Les commémorations de l’année 2025 conduisent à se tourner vers Montmartre. Avec le centenaire de la disparition d’Erik Satie, on se souvient que le musicien, fraîchement débarqué de Honfleur, y passa des années de jeunesse, années « gymnopédistes » qui virent naître les pièces qui ont le plus compté pour sa postérité et qu’il fut directement associé à la vie des cabarets de la butte, Le Chat Noir en particulier. Un Chat Noir qu’Aristide Bruant a célébré dans une immortelle ballade – « Je cherche fortune / Autour du Chat Noir / Au clair de la lune /À Montmartre ! ». Plus encore, c’est à la première adresse de l’établissement fondé en 1881 par Rodolphe Salis (1851-1897), au 84, boulevard de Rochechouart, que Bruant installa son propre cabaret, Le Mirliton, en 1885, juste après que Le Chat Noir eut déménagé au 12, rue de Laval (devenue rue Victor-Massé en 1887). La décennie que Bruant passa au Mirliton, avant de se lancer dans une carrière itinérante en France et à l’étranger, fit la gloire – et la fortune ! – de l’auteur de « Nini peau d’chien ».
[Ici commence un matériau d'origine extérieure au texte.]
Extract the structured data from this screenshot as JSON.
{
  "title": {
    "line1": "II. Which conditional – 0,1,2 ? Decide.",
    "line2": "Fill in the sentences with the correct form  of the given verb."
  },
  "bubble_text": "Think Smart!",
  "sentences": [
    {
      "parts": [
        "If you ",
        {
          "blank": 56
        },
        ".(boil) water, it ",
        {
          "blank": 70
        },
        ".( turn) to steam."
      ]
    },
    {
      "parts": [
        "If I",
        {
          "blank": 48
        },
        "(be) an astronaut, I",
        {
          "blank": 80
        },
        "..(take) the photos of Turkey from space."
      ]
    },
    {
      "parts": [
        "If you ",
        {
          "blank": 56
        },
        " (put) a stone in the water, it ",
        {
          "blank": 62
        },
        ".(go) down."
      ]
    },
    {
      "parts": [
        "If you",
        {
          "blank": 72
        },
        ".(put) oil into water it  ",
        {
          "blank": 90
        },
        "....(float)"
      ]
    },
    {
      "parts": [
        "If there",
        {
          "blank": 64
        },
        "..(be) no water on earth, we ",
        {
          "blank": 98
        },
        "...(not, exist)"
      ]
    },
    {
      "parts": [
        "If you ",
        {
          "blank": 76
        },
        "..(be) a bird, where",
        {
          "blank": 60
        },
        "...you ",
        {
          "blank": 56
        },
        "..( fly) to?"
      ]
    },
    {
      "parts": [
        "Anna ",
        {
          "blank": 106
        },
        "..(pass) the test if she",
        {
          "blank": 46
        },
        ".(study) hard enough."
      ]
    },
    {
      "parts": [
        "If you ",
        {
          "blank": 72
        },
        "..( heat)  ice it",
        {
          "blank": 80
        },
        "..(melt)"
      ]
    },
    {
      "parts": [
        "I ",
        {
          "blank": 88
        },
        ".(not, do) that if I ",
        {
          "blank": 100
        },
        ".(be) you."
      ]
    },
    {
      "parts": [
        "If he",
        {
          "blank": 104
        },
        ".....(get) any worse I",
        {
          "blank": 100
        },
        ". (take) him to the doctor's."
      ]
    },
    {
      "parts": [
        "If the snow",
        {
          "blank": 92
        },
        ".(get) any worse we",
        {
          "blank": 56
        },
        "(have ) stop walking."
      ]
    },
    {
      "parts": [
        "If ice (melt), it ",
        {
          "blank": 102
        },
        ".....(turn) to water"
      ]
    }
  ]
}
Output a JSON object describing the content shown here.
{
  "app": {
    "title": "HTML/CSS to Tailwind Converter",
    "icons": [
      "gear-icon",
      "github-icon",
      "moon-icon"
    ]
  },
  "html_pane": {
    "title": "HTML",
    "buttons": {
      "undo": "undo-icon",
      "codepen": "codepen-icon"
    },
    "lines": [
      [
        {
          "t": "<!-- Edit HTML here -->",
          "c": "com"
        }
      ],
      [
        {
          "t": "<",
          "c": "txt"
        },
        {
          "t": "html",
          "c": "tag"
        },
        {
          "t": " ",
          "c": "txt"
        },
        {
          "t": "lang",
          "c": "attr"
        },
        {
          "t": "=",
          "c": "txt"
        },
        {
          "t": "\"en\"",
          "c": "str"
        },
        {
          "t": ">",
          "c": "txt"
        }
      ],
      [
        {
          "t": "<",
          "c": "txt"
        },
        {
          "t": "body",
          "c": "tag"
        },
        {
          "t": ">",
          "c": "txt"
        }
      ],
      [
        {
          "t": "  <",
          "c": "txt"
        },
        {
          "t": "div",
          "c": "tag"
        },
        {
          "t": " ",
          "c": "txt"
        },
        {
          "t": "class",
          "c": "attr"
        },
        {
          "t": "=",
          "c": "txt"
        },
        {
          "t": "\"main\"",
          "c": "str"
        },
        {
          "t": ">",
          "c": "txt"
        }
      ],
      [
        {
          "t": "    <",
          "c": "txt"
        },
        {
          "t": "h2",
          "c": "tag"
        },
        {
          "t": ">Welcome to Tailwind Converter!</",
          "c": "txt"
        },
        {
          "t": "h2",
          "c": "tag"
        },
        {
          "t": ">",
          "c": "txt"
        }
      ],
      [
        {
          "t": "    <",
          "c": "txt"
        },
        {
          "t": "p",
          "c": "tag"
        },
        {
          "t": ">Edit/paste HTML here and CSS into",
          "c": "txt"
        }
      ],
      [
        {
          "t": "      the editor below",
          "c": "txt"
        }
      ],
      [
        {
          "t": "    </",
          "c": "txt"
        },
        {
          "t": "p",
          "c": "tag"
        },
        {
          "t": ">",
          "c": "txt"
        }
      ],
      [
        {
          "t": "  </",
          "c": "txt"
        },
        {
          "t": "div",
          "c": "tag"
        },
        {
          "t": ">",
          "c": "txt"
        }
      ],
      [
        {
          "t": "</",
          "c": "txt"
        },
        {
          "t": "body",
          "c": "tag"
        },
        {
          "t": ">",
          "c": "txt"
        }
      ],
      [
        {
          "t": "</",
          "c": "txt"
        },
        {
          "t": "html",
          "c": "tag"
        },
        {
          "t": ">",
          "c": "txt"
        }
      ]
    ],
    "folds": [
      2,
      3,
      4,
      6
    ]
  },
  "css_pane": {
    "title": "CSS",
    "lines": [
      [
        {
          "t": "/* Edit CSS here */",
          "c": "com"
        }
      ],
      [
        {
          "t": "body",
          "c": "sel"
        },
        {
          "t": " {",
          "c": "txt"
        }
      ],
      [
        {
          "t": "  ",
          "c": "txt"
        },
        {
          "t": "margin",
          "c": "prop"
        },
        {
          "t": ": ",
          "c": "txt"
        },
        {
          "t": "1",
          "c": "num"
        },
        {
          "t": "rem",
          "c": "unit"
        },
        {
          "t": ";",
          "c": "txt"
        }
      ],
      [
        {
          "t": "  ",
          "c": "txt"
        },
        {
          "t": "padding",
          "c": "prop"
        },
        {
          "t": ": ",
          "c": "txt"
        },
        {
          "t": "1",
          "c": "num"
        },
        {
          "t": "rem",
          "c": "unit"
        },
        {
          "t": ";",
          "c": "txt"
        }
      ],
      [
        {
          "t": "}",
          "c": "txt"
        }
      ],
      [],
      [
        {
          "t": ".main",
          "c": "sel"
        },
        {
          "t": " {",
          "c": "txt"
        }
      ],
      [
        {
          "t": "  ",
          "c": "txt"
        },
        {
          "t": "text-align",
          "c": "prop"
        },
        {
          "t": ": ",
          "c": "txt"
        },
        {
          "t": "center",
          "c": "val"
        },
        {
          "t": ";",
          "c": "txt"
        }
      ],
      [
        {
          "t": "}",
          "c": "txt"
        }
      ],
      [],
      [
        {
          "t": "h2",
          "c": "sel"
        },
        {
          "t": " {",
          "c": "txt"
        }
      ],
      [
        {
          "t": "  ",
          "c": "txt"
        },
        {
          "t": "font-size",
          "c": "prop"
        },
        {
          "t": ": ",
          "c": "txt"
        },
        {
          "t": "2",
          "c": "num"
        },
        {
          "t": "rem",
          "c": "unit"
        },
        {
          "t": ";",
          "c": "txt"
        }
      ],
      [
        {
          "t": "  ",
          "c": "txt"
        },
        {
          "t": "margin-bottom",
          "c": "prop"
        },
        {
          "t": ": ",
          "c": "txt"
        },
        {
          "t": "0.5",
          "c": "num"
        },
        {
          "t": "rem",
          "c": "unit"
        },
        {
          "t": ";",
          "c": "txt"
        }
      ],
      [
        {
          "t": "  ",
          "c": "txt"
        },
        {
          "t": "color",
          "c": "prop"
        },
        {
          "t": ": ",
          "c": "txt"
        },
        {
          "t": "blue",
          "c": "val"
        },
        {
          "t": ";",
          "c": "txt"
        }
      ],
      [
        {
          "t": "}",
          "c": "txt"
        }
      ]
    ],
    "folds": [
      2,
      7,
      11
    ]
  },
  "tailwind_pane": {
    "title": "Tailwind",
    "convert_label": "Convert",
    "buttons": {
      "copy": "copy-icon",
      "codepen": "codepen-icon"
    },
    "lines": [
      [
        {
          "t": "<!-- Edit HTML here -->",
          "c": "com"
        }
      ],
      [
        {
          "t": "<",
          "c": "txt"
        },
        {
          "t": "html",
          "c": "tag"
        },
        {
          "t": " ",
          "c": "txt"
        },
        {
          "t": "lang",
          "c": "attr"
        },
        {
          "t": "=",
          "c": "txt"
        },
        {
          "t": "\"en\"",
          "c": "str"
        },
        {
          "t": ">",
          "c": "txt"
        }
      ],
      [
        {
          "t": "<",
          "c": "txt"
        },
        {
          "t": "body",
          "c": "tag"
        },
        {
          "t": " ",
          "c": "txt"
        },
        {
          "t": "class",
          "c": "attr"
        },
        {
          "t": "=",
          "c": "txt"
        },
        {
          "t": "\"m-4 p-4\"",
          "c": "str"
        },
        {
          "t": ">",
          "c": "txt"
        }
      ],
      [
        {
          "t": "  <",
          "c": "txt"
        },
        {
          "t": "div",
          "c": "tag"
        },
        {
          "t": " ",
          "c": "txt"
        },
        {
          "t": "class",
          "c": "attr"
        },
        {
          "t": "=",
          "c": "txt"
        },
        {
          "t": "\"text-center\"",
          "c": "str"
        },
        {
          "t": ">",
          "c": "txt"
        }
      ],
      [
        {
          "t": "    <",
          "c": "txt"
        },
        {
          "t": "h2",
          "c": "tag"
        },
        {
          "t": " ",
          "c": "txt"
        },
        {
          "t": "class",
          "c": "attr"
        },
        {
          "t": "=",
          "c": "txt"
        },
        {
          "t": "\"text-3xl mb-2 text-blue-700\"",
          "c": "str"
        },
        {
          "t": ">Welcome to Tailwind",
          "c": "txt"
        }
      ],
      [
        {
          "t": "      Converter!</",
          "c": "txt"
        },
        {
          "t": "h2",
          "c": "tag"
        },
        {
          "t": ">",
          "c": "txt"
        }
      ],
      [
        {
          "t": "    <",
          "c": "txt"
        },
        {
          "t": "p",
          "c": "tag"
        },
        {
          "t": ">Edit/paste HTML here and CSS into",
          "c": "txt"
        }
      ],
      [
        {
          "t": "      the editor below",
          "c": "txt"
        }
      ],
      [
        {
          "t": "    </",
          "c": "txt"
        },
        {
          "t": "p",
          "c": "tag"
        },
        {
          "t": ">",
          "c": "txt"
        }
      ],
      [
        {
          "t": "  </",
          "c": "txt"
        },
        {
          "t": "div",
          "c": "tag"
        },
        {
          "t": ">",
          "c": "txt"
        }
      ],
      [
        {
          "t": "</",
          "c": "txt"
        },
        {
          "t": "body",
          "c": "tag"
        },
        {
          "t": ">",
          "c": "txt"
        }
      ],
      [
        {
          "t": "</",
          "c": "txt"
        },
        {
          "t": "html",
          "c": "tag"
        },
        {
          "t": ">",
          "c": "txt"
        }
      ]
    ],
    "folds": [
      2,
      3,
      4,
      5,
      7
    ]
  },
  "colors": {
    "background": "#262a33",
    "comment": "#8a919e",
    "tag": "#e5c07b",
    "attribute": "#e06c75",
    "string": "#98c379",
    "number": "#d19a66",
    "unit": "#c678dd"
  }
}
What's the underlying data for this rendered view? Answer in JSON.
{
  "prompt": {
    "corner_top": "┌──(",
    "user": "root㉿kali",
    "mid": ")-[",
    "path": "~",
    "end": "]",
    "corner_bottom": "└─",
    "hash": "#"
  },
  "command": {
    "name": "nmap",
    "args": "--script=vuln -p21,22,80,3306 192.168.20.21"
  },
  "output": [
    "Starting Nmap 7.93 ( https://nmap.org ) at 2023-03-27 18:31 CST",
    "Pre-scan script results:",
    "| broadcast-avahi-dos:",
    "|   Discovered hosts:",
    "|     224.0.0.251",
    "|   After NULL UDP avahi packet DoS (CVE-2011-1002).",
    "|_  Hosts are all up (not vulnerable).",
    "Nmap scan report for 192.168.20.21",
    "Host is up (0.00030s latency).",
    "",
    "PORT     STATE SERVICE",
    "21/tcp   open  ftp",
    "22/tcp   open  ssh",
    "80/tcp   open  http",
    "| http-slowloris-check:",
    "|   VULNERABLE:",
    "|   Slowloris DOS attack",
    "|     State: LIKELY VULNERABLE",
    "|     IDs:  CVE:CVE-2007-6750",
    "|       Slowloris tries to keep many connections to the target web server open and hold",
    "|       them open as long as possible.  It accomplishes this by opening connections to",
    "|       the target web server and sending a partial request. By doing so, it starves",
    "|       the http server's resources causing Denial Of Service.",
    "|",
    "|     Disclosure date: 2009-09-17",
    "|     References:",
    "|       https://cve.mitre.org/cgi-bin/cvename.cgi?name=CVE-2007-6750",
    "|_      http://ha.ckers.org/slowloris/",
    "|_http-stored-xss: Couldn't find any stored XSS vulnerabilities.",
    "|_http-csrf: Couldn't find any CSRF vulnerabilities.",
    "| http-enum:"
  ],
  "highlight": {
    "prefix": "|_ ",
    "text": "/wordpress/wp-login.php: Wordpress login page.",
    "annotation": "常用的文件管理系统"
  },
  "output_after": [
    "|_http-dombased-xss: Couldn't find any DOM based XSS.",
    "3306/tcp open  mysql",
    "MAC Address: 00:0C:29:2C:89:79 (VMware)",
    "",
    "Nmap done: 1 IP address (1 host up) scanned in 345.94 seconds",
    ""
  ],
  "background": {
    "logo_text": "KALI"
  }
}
Détail de la couverture de La Musique pour tous – Numéro spécial exceptionnel « Chat Noir » ( n° XXIV – 25-6-07) © Coll. part.
2025 marque le centenaire de la disparition de l’artiste, le 11 février 1925 à Paris, à l’âge de 73 ans. Un centenaire qui offre l’occasion de vous faire découvrir un beau texte de Georges Cain (1853-1919). Deux ans après avoir publié son précieux ouvrage sur les « Anciens Théâtres de Paris » (1), l’écrivain (mais aussi peintre, illustrateur et conservateur du musée Carnavalet de 1897 à sa mort), admirateur de l’ « âpre talent » du chansonnier, livra en première page du Figaro du 6 décembre 1908 (2) le fruit d’une excursion en compagnie de Bruant sur la « Butte », la « Mamelle du Monde » selon Salis ... Savoureux papier où l’on se souvient de ce dernier, évidemment, mais aussi de Berlioz et de Gustave Charpentier. Et où surtout l'on hume le parfum, l'accent, l'esprit d'un Paris populaire à jamais disparu.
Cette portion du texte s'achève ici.